AI-Threshold methodology & sources
AI-Threshold is a model, not an oracle. Its structure rests on four literatures; the numeric calibrations and the AI-obsolescence framing are our judgment, labelled as such.
The economics — cost, payback, break-even, NPV
Status-quo cost vs. a full Total Cost of Ownership for the automated option (build, subscription, maintenance, and the residual human work). Break-even frequency tells you how often you must do the task before it ever pays off.
- Brealey, Myers & Allen — Principles of Corporate Finance — NPV is the correct rule; simple payback ignores the time value of money and post-payback cash flows.
- Horngren, Datar & Rajan — Cost Accounting — Cost-Volume-Profit / break-even analysis.
- Ellram (1993), Int. J. Purchasing & Materials Mgmt — Total Cost of Ownership — recurring costs dominate, not just upfront.
- Coase (1937) · Williamson (1981) — Make-vs-buy as a transaction-cost decision (frequency + specificity).
- Kaplan (1986), HBR — Justify automation with better DCF and a realistic baseline — not faith.
Residual human work — the “80% automated, 20% review”
Automation is rarely total.
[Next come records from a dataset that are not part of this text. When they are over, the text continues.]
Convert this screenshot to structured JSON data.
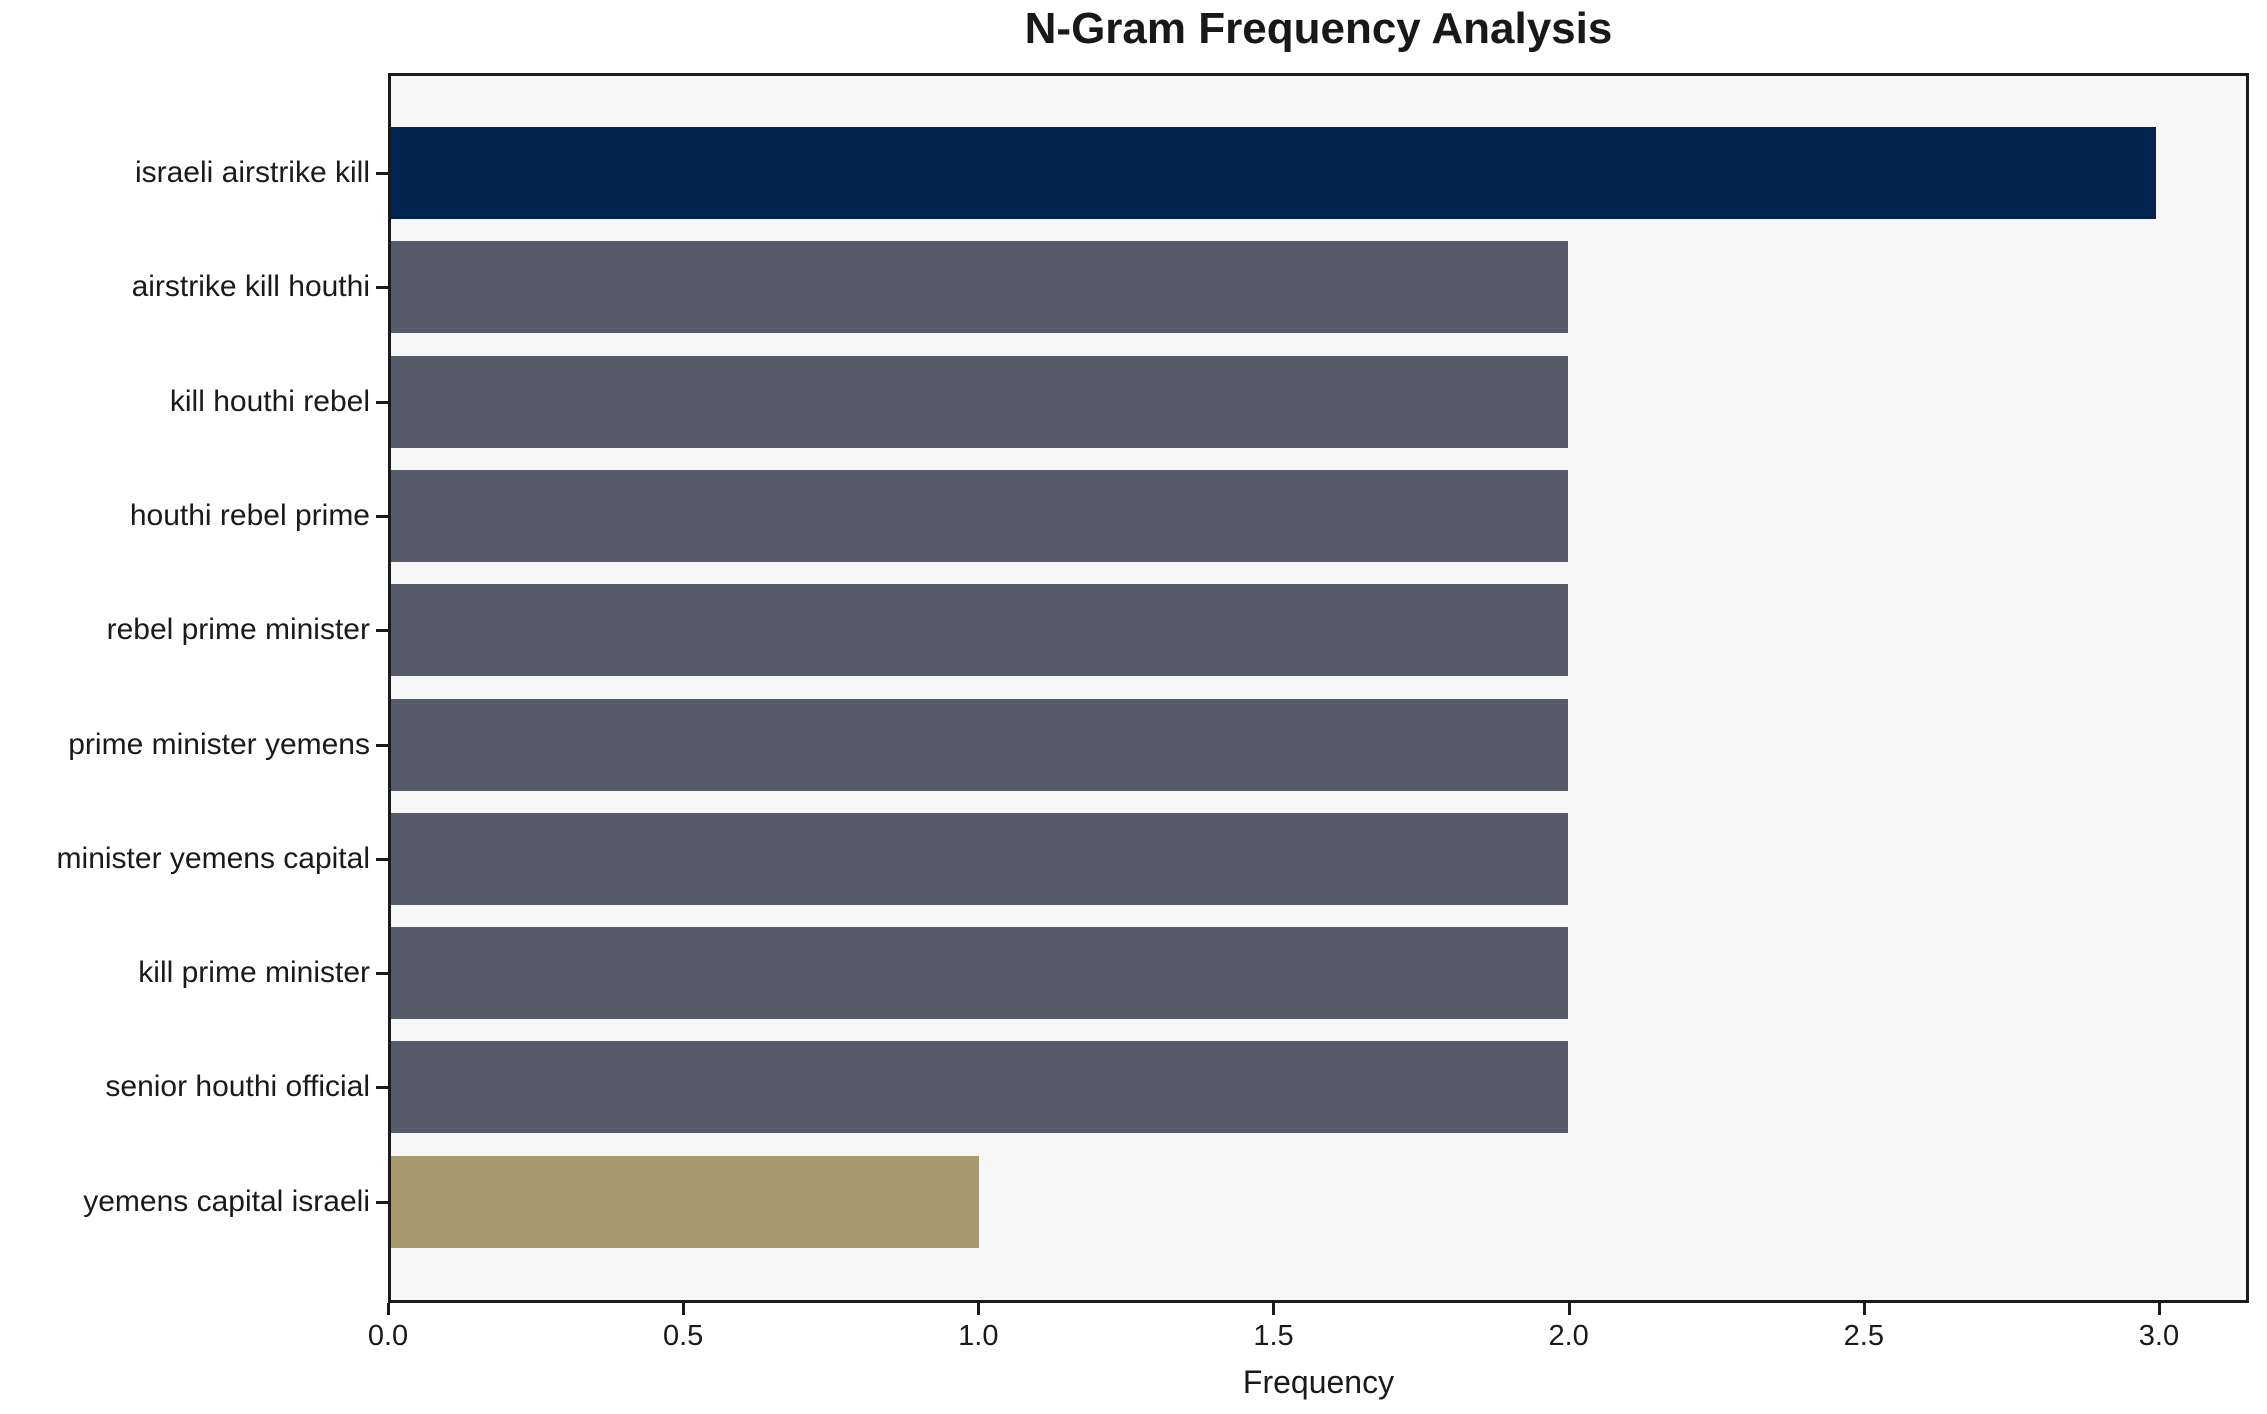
{
  "chart_data": {
    "type": "bar",
    "orientation": "horizontal",
    "title": "N-Gram Frequency Analysis",
    "xlabel": "Frequency",
    "ylabel": "",
    "categories": [
      "israeli airstrike kill",
      "airstrike kill houthi",
      "kill houthi rebel",
      "houthi rebel prime",
      "rebel prime minister",
      "prime minister yemens",
      "minister yemens capital",
      "kill prime minister",
      "senior houthi official",
      "yemens capital israeli"
    ],
    "values": [
      3,
      2,
      2,
      2,
      2,
      2,
      2,
      2,
      2,
      1
    ],
    "bar_colors": [
      "#02234d",
      "#565b6a",
      "#565b6a",
      "#565b6a",
      "#565b6a",
      "#565b6a",
      "#565b6a",
      "#565b6a",
      "#565b6a",
      "#a69a6e"
    ],
    "x_ticks": [
      0.0,
      0.5,
      1.0,
      1.5,
      2.0,
      2.5,
      3.0
    ],
    "x_tick_labels": [
      "0.0",
      "0.5",
      "1.0",
      "1.5",
      "2.0",
      "2.5",
      "3.0"
    ],
    "xlim": [
      0,
      3.15
    ],
    "grid": false,
    "legend_position": "none",
    "plot_background": "#f7f7f8",
    "figure_background": "#ffffff",
    "spine_color": "#1a1a1a"
  }
}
The leftover slice is treated as a first-class input, costed at the full rate, recurring monthly.
- Bainbridge (1983), Automatica — “Ironies of Automation” — The residual is selectively the hardest part of the job, not a smaller copy of it.
- Parasuraman, Sheridan & Wickens (2000), IEEE — Automation is a continuum of levels, not a binary.
Why freed time is discounted
Saved minutes only have value if you can convert them. The model discounts freed time by how it’s used (billable vs. relief) and how it arrives (one block vs. scattered).
- Becker (1965), Economic Journal — The opportunity cost of time; freed time is only worth what you redeploy it to.
- De Langhe & Puntoni (2016), J. Marketing Research — “Time-savings bias” — people systematically overestimate time saved.
- Leroy (2009), OBHDP — “Attention residue” — fragmented time carries a switching tax.
Setup overruns & uncertainty — the Monte Carlo engine
Uncertain inputs (setup time above all) become ranges, sampled thousands of times to report the probability of paying back in time, plus a tornado of what matters most.
- Kahneman & Tversky (1979) · Buehler et al. (1994) — The planning fallacy — estimates from the “inside view” run systematically low.
- Flyvbjerg (2002, 2006) — Overruns are the norm; fix via reference-class forecasting.
- Malcolm et al. (1959), Operations Research — PERT / three-point (min, likely, max) estimation.
- Clemen & Reilly · Eschenbach (1992) — Tornado / sensitivity analysis — what to nail down first.
Task half-life / AI-obsolescence — our synthesis
If an off-the-shelf AI feature will likely do the task end-to-end before a custom build pays back, the verdict says “don’t.” This framing is ours, built on top of task-based automation economics — no single paper makes the make-vs-buy claim.
- Autor, Levy & Murnane (2003) · Acemoglu & Restrepo (2018, 2022) — Routine/codifiable tasks are exactly the automatable ones — and the easiest for a vendor to productize.
- Frey & Osborne (2017) · Brynjolfsson, Mitchell & Rock (2018) — Per-task susceptibility to computerisation / machine learning.
- Eloundou et al. (2023), “GPTs are GPTs” — The gap between bare-LLM and LLM-plus-software exposure is the obsolescence risk.